Introduction: Energy Ally
Our project enables homeowners to be able to test the efficiency of their HVAC systems throughout the home, which then enables them to make more energy efficient decisions.
Designed and Produced by: Christopher Cannon, Brent Nanney, Kayla Sims & Gretchen Evans
Step 1: Parts Required
The parts required includes:
- Temperature Sensor
- Piezo Buzzer
- LCD Display
- Wires (25x)
- MicroUSB/USB connector
Step 2: Wire the Board for the Temperature Sensor
A temperature sensor is exactly what is sounds like--a sensor used to measure ambient temperature. This particular sensor has three pins -- a positive, a ground, and a signal. This is a linear temperature sensor, and a change in temperature of one degree centigrade is equal to a change of 10 millivolts at the sensor output.
Refer to the diagram provided to connect the sensor to the power.
Step 3: Adding the Piezo Buzzer.
This buzzer is used to be able to alert the user to when the HVAC system is not being used efficiently.
Refer to the diagram provided to correctly connect the buzzer to the power.
Step 4: Connect the LCD to Another Breadboard and Then the Power!
This LCD, or a liquid crystal display, is a simple screen that will tell the user when something is not right with, i.e. that it is not running efficiently, the HVAC system it is reading for.

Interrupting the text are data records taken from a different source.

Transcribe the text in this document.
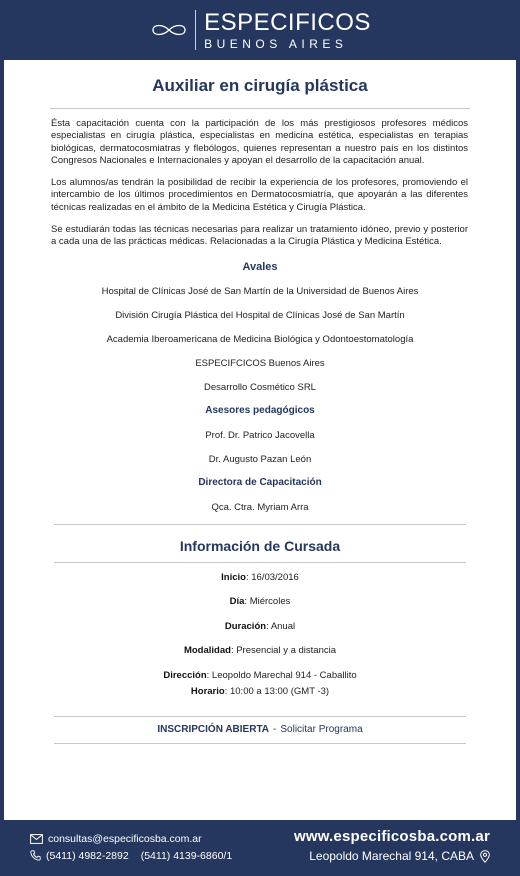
ESPECIFICOS
BUENOS AIRES
Auxiliar en cirugía plástica

Ésta capacitación cuenta con la participación de los más prestigiosos profesores médicos especialistas en cirugía plástica, especialistas en medicina estética, especialistas en terapias biológicas, dermatocosmiatras y flebólogos, quienes representan a nuestro país en los distintos Congresos Nacionales e Internacionales y apoyan el desarrollo de la capacitación anual.

Los alumnos/as tendrán la posibilidad de recibir la experiencia de los profesores, promoviendo el intercambio de los últimos procedimientos en Dermatocosmiatría, que apoyarán a las diferentes técnicas realizadas en el ámbito de la Medicina Estética y Cirugía Plástica.

Se estudiarán todas las técnicas necesarias para realizar un tratamiento idóneo, previo y posterior a cada una de las prácticas médicas. Relacionadas a la Cirugía Plástica y Medicina Estética.

Avales
Hospital de Clínicas José de San Martín de la Universidad de Buenos Aires
División Cirugía Plástica del Hospital de Clínicas José de San Martín
Academia Iberoamericana de Medicina Biológica y Odontoestomatología
ESPECIFCICOS Buenos Aires
Desarrollo Cosmético SRL
Asesores pedagógicos
Prof. Dr. Patrico Jacovella
Dr. Augusto Pazan León
Directora de Capacitación
Qca. Ctra. Myriam Arra
Información de Cursada
Inicio: 16/03/2016
Día: Miércoles
Duración: Anual
Modalidad: Presencial y a distancia
Dirección: Leopoldo Marechal 914 - Caballito
Horario: 10:00 a 13:00 (GMT -3)
INSCRIPCIÓN ABIERTA - Solicitar Programa
consultas@especificosba.com.ar
(5411) 4982-2892 (5411) 4139-6860/1
www.especificosba.com.ar
Leopoldo Marechal 914, CABA
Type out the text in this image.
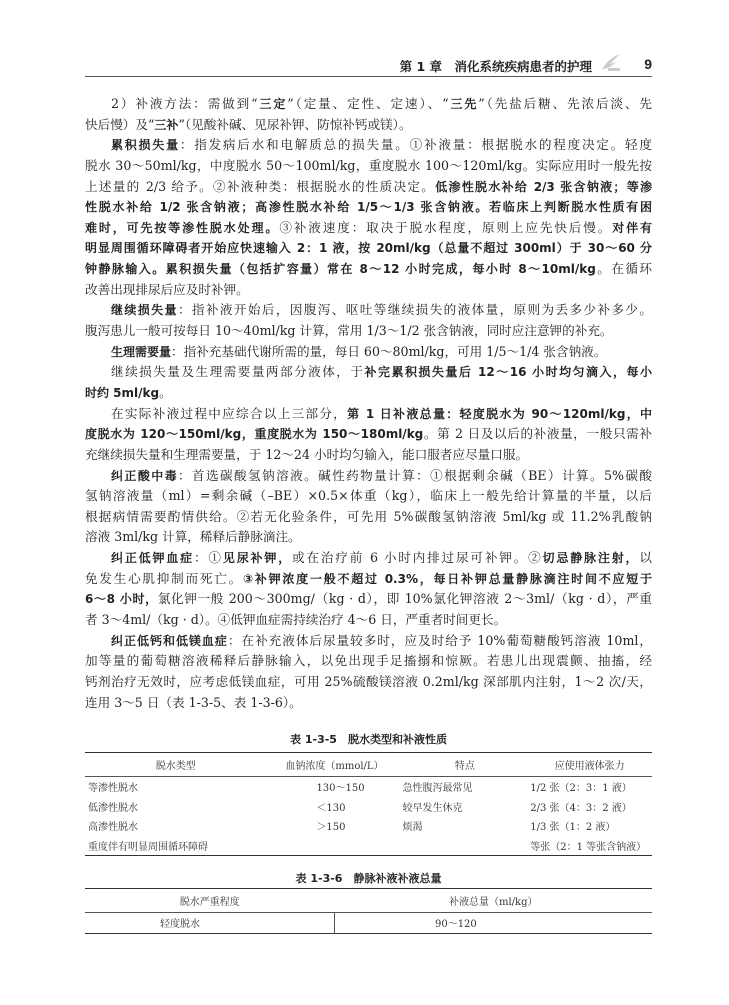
第 1 章　消化系统疾病患者的护理	9
2）补液方法：需做到“三定”（定量、定性、定速）、“三先”（先盐后糖、先浓后淡、先
快后慢）及“三补”（见酸补碱、见尿补钾、防惊补钙或镁）。
累积损失量：指发病后水和电解质总的损失量。①补液量：根据脱水的程度决定。轻度
脱水 30～50ml/kg，中度脱水 50～100ml/kg，重度脱水 100～120ml/kg。实际应用时一般先按
上述量的 2/3 给予。②补液种类：根据脱水的性质决定。低渗性脱水补给 2/3 张含钠液；等渗
性脱水补给 1/2 张含钠液；高渗性脱水补给 1/5～1/3 张含钠液。若临床上判断脱水性质有困
难时，可先按等渗性脱水处理。③补液速度：取决于脱水程度，原则上应先快后慢。对伴有
明显周围循环障碍者开始应快速输入 2：1 液，按 20ml/kg（总量不超过 300ml）于 30～60 分
钟静脉输入。累积损失量（包括扩容量）常在 8～12 小时完成，每小时 8～10ml/kg。在循环
改善出现排尿后应及时补钾。
继续损失量：指补液开始后，因腹泻、呕吐等继续损失的液体量，原则为丢多少补多少。
腹泻患儿一般可按每日 10～40ml/kg 计算，常用 1/3～1/2 张含钠液，同时应注意钾的补充。
生理需要量：指补充基础代谢所需的量，每日 60～80ml/kg，可用 1/5～1/4 张含钠液。
继续损失量及生理需要量两部分液体，于补完累积损失量后 12～16 小时均匀滴入，每小
时约 5ml/kg。
在实际补液过程中应综合以上三部分，第 1 日补液总量：轻度脱水为 90～120ml/kg，中
度脱水为 120～150ml/kg，重度脱水为 150～180ml/kg。第 2 日及以后的补液量，一般只需补
充继续损失量和生理需要量，于 12～24 小时均匀输入，能口服者应尽量口服。
纠正酸中毒：首选碳酸氢钠溶液。碱性药物量计算：①根据剩余碱（BE）计算。5%碳酸
氢钠溶液量（ml）=剩余碱（–BE）×0.5×体重（kg），临床上一般先给计算量的半量，以后
根据病情需要酌情供给。②若无化验条件，可先用 5%碳酸氢钠溶液 5ml/kg 或 11.2%乳酸钠
溶液 3ml/kg 计算，稀释后静脉滴注。
纠正低钾血症：①见尿补钾，或在治疗前 6 小时内排过尿可补钾。②切忌静脉注射，以
免发生心肌抑制而死亡。③补钾浓度一般不超过 0.3%，每日补钾总量静脉滴注时间不应短于
6～8 小时，氯化钾一般 200～300mg/（kg · d），即 10%氯化钾溶液 2～3ml/（kg · d），严重
者 3～4ml/（kg · d）。④低钾血症需持续治疗 4～6 日，严重者时间更长。
纠正低钙和低镁血症：在补充液体后尿量较多时，应及时给予 10%葡萄糖酸钙溶液 10ml，
加等量的葡萄糖溶液稀释后静脉输入，以免出现手足搐搦和惊厥。若患儿出现震颤、抽搐，经
钙剂治疗无效时，应考虑低镁血症，可用 25%硫酸镁溶液 0.2ml/kg 深部肌内注射，1～2 次/天，
连用 3～5 日（表 1-3-5、表 1-3-6）。
表 1-3-5　脱水类型和补液性质
脱水类型	血钠浓度（mmol/L）	特点	应使用液体张力
等渗性脱水	130～150	急性腹泻最常见	1/2 张（2：3：1 液）
低渗性脱水	＜130	较早发生休克	2/3 张（4：3：2 液）
高渗性脱水	＞150	烦渴	1/3 张（1：2 液）
重度伴有明显周围循环障碍			等张（2：1 等张含钠液）
表 1-3-6　静脉补液补液总量
脱水严重程度	补液总量（ml/kg）
轻度脱水	90～120
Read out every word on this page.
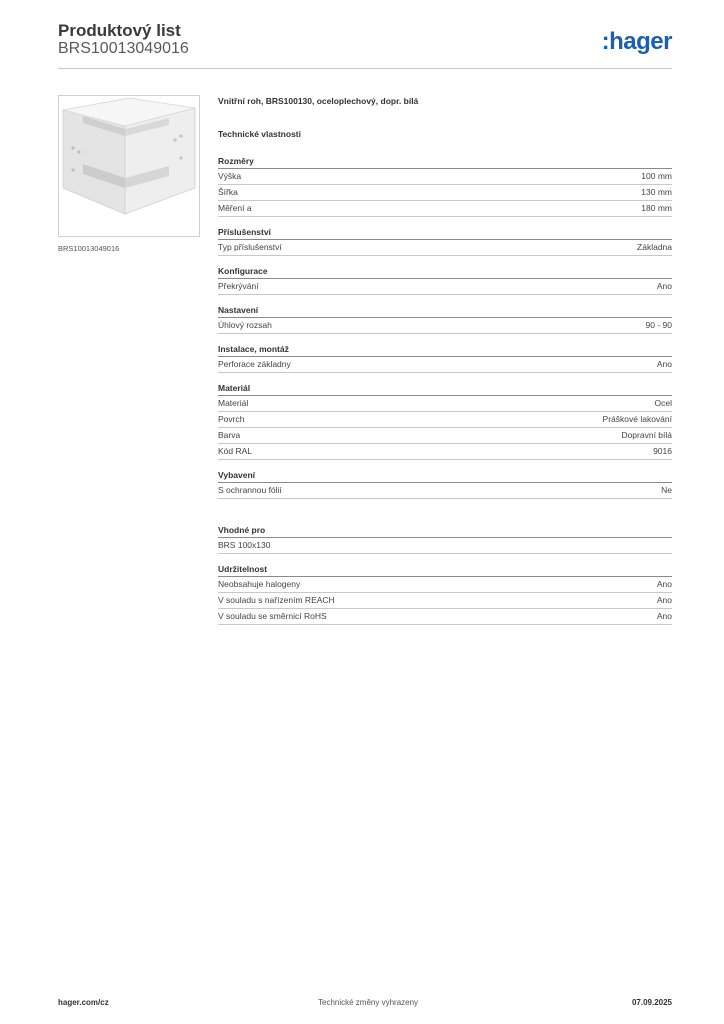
Produktový list
BRS10013049016	:hager
BRS10013049016
Vnitřní roh, BRS100130, oceloplechový, dopr. bílá
Technické vlastnosti
Rozměry
Výška	100 mm
Šířka	130 mm
Měření a	180 mm
Příslušenství
Typ příslušenství	Základna
Konfigurace
Překrývání	Ano
Nastavení
Úhlový rozsah	90 - 90
Instalace, montáž
Perforace základny	Ano
Materiál
Materiál	Ocel
Povrch	Práškové lakování
Barva	Dopravní bílá
Kód RAL	9016
Vybavení
S ochrannou fólií	Ne
Vhodné pro
BRS 100x130
Udržitelnost
Neobsahuje halogeny	Ano
V souladu s nařízením REACH	Ano
V souladu se směrnicí RoHS	Ano
hager.com/cz	Technické změny vyhrazeny	07.09.2025
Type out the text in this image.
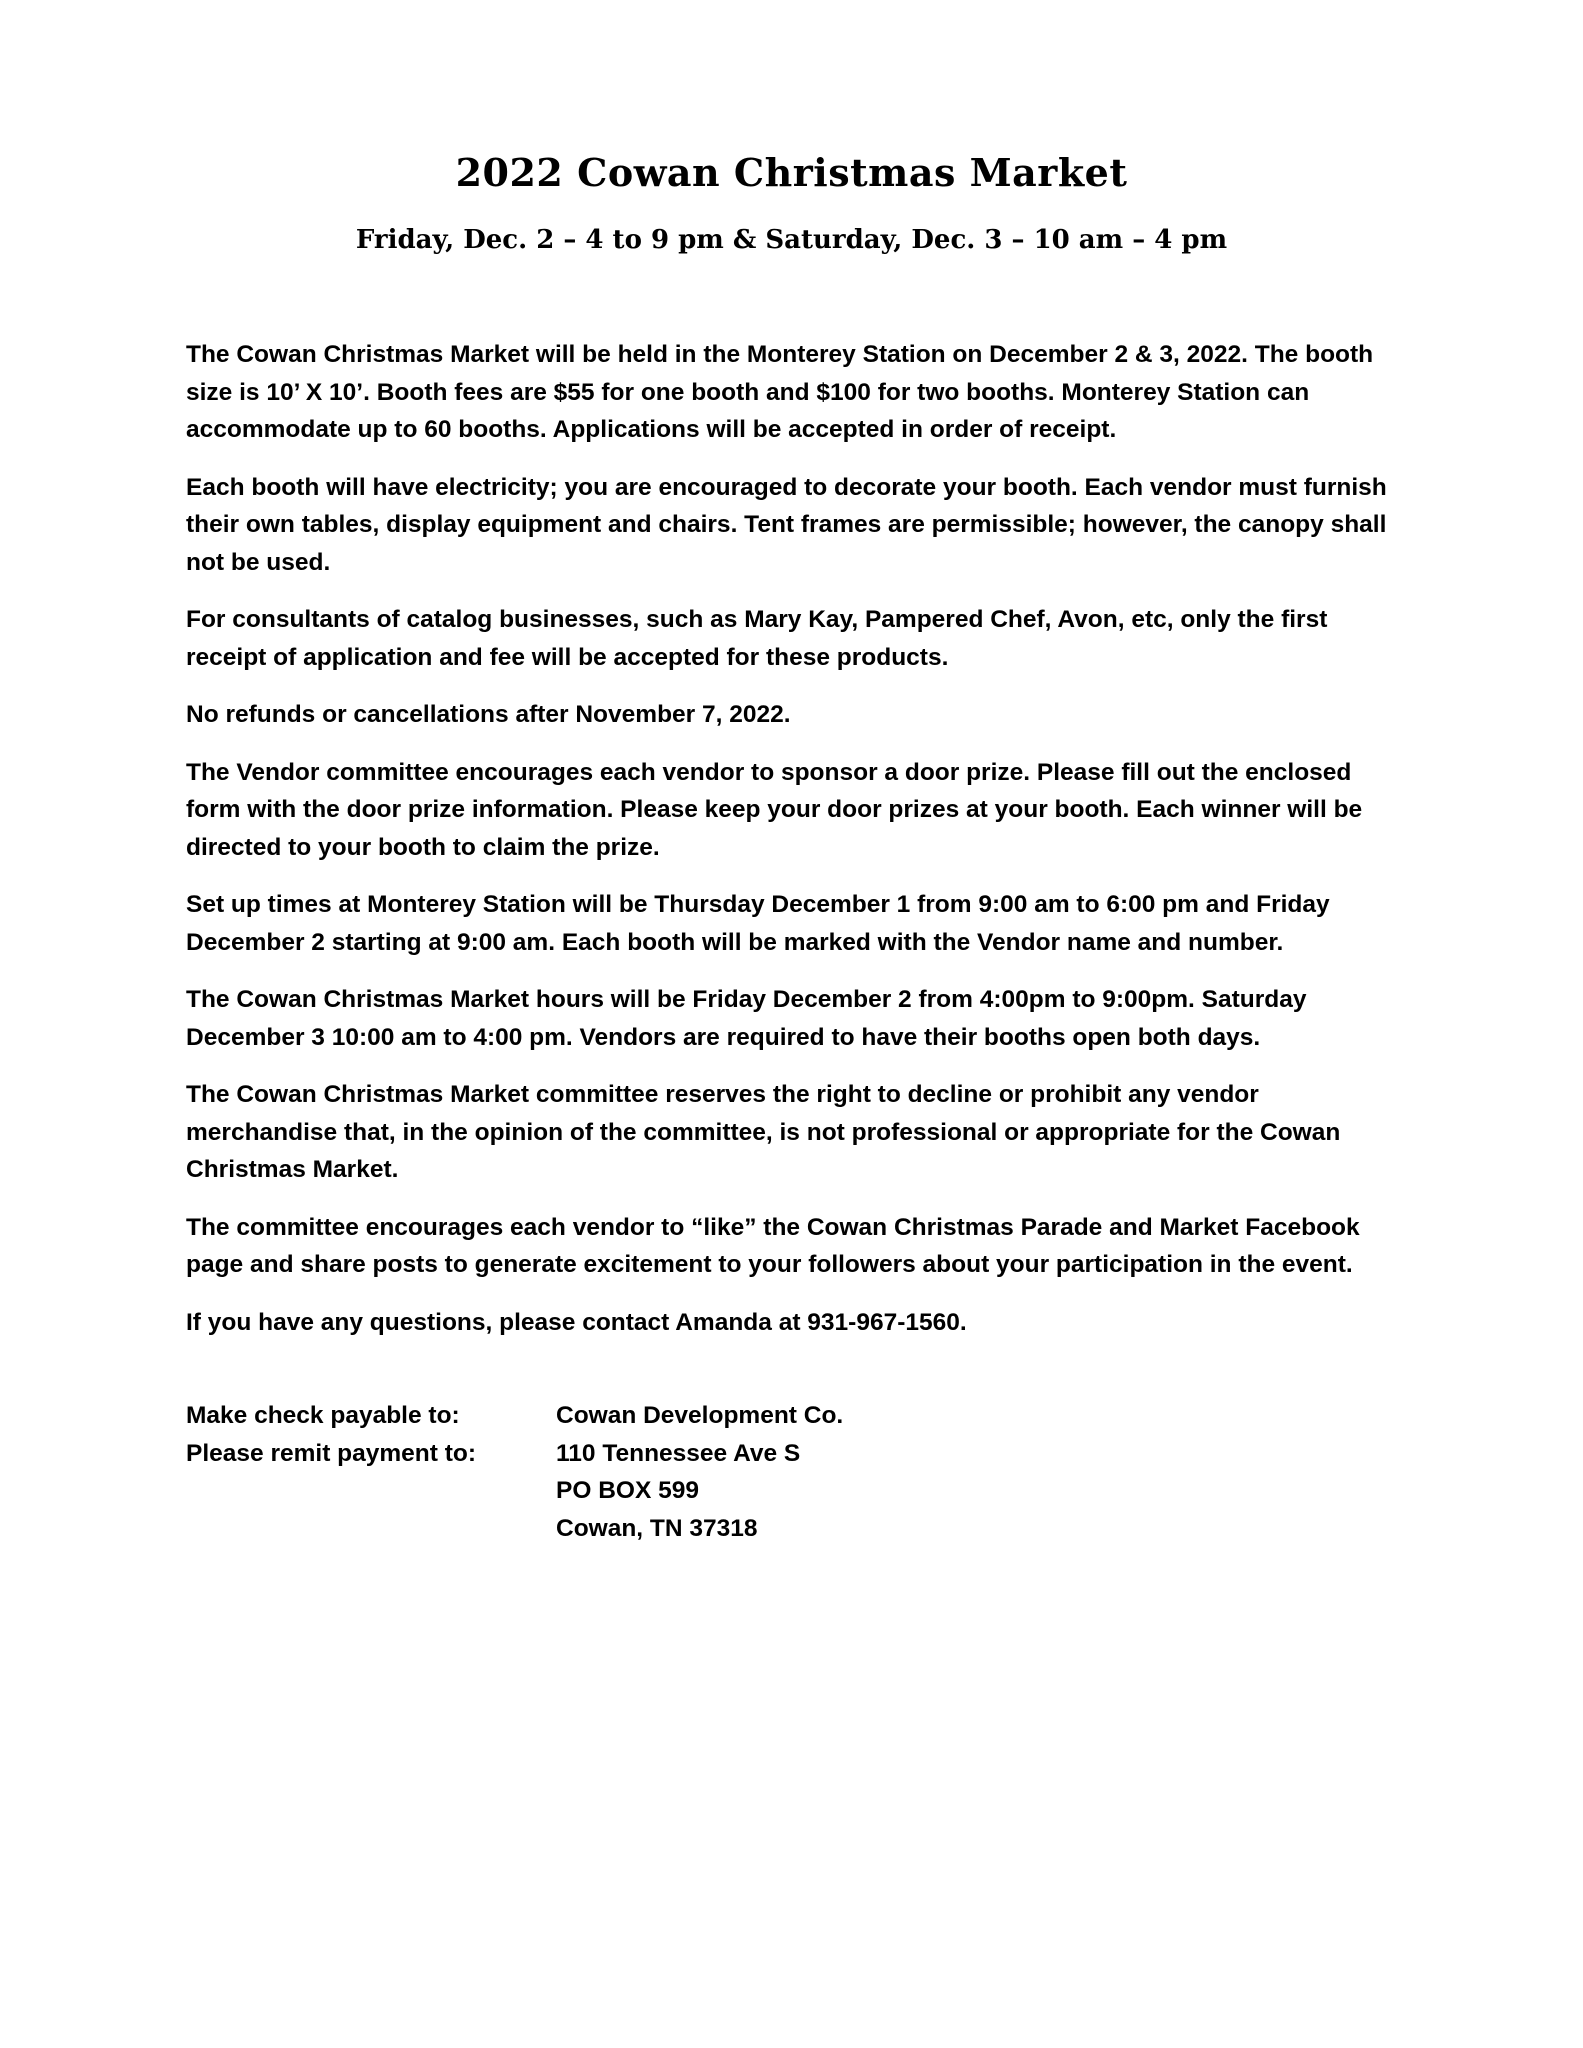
2022 Cowan Christmas Market
Friday, Dec. 2 – 4 to 9 pm & Saturday, Dec. 3 – 10 am – 4 pm

The Cowan Christmas Market will be held in the Monterey Station on December 2 & 3, 2022. The booth size is 10’ X 10’. Booth fees are $55 for one booth and $100 for two booths. Monterey Station can accommodate up to 60 booths. Applications will be accepted in order of receipt.

Each booth will have electricity; you are encouraged to decorate your booth. Each vendor must furnish their own tables, display equipment and chairs. Tent frames are permissible; however, the canopy shall not be used.

For consultants of catalog businesses, such as Mary Kay, Pampered Chef, Avon, etc, only the first receipt of application and fee will be accepted for these products.

No refunds or cancellations after November 7, 2022.

The Vendor committee encourages each vendor to sponsor a door prize. Please fill out the enclosed form with the door prize information. Please keep your door prizes at your booth. Each winner will be directed to your booth to claim the prize.

Set up times at Monterey Station will be Thursday December 1 from 9:00 am to 6:00 pm and Friday December 2 starting at 9:00 am. Each booth will be marked with the Vendor name and number.

The Cowan Christmas Market hours will be Friday December 2 from 4:00pm to 9:00pm. Saturday December 3 10:00 am to 4:00 pm. Vendors are required to have their booths open both days.

The Cowan Christmas Market committee reserves the right to decline or prohibit any vendor merchandise that, in the opinion of the committee, is not professional or appropriate for the Cowan Christmas Market.

The committee encourages each vendor to “like” the Cowan Christmas Parade and Market Facebook page and share posts to generate excitement to your followers about your participation in the event.

If you have any questions, please contact Amanda at 931-967-1560.

Make check payable to:	Cowan Development Co.
Please remit payment to:	110 Tennessee Ave S
PO BOX 599
Cowan, TN 37318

Refer to the diagram provided in order to correctly connect the screen. The only change that was made to this original design, is the LCD being on a smaller breadboard, which was just connected to the power as usual.
Step 5: The Code
Attached is the MATLAB code, "Temp_sensor.m", that we used to be able to convert the temperature that the sensor read into an EER value, which is the value that shows the efficiency of the HVAC system.
The "SOS_2.m" code was the code used to set the buzzer to go off and to get the LCD to display the error message.